The new political dispensation has brought in hope and a sigh of relief. The practical actions of the new political administration in the right direction will determine the extent to which the Government’s policies are regarded credible by potential investors as well as the general public at large. More needs to be done practically and not only promises. As it has been said and suggested in the past the new Government needs to amend and repeal some legislation such as Posa and Aippa. There is at least good progress that has been done with regards to the indigenisation policy.

Now that the deadline for the moratorium that was given to the people and institutions that externalised the country’s foreign currency to repatriate or bring back those monies has passed (it has since been extended by two weeks), all the eyes are on what the Government will do next to those that have not complied. Compared to the previous administration, the Government at least can be credited with good effort in the right direction towards dealing with entrenched corruption in the country.

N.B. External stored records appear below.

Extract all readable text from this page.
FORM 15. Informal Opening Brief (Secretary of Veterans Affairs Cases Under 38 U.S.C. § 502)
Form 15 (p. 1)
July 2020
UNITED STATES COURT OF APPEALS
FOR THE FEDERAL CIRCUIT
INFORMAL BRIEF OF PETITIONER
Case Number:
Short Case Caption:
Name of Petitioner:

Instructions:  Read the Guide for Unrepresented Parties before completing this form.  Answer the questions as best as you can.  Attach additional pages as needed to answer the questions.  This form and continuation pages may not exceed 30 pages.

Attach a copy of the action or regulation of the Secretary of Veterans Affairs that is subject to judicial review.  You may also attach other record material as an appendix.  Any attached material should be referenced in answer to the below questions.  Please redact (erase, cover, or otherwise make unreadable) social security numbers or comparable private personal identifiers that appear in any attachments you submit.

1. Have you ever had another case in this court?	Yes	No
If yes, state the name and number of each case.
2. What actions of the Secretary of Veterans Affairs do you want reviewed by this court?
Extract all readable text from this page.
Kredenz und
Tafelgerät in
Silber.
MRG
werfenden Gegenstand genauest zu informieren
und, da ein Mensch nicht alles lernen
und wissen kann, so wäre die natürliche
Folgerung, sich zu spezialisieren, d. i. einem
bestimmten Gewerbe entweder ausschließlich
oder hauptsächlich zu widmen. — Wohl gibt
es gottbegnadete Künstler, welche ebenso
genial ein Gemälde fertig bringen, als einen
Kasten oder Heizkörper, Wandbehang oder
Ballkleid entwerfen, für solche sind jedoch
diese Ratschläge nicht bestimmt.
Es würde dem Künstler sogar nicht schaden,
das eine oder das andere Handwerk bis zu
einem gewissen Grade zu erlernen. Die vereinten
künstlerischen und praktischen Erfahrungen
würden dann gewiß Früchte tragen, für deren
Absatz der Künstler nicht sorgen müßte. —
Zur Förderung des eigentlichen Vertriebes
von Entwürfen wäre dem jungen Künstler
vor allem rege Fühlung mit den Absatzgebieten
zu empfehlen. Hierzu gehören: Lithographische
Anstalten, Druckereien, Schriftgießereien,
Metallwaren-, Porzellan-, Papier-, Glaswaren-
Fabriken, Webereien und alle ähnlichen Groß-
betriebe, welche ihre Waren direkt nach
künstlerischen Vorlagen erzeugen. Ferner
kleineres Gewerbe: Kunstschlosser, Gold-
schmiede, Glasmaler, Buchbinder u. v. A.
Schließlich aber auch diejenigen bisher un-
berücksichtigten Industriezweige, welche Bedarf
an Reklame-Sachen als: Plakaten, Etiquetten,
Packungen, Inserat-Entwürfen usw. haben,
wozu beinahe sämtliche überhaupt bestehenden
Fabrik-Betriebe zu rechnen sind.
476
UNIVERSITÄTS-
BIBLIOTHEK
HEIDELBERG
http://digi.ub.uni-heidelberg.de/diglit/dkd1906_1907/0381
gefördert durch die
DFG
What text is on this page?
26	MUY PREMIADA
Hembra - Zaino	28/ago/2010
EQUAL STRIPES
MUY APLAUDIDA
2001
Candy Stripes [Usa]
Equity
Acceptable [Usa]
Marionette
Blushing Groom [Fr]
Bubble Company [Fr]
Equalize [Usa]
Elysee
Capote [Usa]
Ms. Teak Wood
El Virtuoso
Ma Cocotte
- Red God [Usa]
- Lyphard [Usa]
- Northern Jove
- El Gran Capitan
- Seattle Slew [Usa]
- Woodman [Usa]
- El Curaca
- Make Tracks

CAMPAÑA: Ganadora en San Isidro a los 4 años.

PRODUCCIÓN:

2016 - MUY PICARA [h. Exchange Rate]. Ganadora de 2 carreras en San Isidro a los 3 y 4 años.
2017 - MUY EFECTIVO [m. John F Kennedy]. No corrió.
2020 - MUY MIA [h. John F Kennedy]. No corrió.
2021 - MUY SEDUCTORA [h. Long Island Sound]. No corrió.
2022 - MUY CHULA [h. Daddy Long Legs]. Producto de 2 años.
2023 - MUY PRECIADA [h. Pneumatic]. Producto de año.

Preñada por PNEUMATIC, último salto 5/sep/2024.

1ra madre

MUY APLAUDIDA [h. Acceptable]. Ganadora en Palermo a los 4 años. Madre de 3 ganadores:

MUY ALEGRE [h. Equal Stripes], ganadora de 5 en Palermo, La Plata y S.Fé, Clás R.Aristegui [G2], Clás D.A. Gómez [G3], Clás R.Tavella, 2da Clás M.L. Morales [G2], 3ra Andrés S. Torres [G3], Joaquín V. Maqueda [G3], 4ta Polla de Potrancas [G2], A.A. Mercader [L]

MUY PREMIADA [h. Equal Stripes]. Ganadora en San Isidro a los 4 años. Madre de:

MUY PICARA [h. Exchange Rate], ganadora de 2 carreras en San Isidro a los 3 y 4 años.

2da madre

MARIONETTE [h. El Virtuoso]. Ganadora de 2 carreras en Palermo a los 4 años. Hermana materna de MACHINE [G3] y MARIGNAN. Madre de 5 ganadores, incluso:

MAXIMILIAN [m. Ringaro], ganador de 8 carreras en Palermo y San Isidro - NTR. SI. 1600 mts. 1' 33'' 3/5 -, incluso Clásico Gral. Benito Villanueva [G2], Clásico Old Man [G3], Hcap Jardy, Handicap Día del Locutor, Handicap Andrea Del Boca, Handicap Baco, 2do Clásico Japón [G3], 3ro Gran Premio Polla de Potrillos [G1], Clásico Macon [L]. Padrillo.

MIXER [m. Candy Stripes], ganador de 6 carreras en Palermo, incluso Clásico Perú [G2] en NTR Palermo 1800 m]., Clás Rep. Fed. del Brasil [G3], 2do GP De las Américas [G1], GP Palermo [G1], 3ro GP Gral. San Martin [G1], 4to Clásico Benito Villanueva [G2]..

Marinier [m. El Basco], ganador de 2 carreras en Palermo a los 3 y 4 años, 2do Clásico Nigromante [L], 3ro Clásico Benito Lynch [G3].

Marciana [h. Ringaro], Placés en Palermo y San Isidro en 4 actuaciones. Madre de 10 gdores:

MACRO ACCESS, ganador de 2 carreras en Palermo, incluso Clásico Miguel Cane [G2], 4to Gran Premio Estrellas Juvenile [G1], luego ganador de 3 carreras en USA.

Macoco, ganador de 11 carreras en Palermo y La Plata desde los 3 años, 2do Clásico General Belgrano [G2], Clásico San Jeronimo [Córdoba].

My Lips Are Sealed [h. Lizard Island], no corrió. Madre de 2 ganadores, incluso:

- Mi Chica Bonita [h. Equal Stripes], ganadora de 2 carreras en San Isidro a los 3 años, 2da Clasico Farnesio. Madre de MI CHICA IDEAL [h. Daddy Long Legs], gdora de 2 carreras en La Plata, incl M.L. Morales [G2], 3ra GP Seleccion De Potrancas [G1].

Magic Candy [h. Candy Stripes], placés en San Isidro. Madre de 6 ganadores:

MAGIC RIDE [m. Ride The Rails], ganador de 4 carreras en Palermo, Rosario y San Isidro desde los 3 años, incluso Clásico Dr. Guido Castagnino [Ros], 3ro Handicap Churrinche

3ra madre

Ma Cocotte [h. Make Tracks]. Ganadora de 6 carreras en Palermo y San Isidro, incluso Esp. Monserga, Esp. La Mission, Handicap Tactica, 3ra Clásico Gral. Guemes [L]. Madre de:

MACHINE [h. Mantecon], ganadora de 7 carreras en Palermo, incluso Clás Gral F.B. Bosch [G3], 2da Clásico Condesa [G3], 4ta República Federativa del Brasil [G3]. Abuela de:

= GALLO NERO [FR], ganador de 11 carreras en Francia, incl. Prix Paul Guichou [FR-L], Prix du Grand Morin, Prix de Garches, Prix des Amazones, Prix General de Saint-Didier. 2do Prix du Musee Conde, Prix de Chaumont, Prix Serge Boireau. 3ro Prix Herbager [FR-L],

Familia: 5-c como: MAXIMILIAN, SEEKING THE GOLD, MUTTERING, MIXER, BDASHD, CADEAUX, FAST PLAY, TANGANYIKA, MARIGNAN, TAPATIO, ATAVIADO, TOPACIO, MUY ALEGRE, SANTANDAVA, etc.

There are good suggestions by renowned economic analysts that more reforms need to be done towards ensuring adequate policy independence of both the central bank and the Ministry of Finance, with the aim of strengthening the conscious complementary behaviour between the monetary and the fiscal policies to ensure the achievement of the country’s developmental goals.

With the good signs for political reforms and hope for future good governance in place, there is a need for the Government to focus on the most important aspect of dealing with the currency crisis and the economic crisis in general. We have said it in the past and we are saying it again. It is high time that the Government focuses on serious resuscitation of the country’s industry, particularly the manufacturing sector and the agricultural sector, that is, to increase the industrial capacity utilisation and agricultural productivity. In other words it is the time to seriously work towards reversing the trend of informalisation of the economy that has been misconstrued to be an evolution of a new economic model in the country.

The past two decades has seen the Government abandoning investments in industrialisation, leading to large-scale informalisation of the country’s economy. I used to attend a lot of economic forums, and my heart would soar when listening to Government officials and even the so-called industrialists and captains of industry bragging that the country’s economy was going through an evolution, with an imminent emergency of a new economic model.

The so-called economic evolution was the disintegration of the formal economy into the informal sector, and surprisingly that phenomenon was even praised for its so-called potential to increase employment. Some ministers would even give an impression that the disintegration of the formal economy was tacitly accepted, in pretext of going to create new companies as the current and old companies were left to die a natural death. I wished people would wake up and smell the coffee.

In conclusion, my argument is very clear, Zimbabwe has a currency crisis that needs to be solved, and it can only be solved by a political administration. There is also a need to increase domestic production of manufactured goods and increase agricultural and mining production to begin earning meaningful foreign currency and this will build reserves to support the reintroduction of the country’s sovereign currency.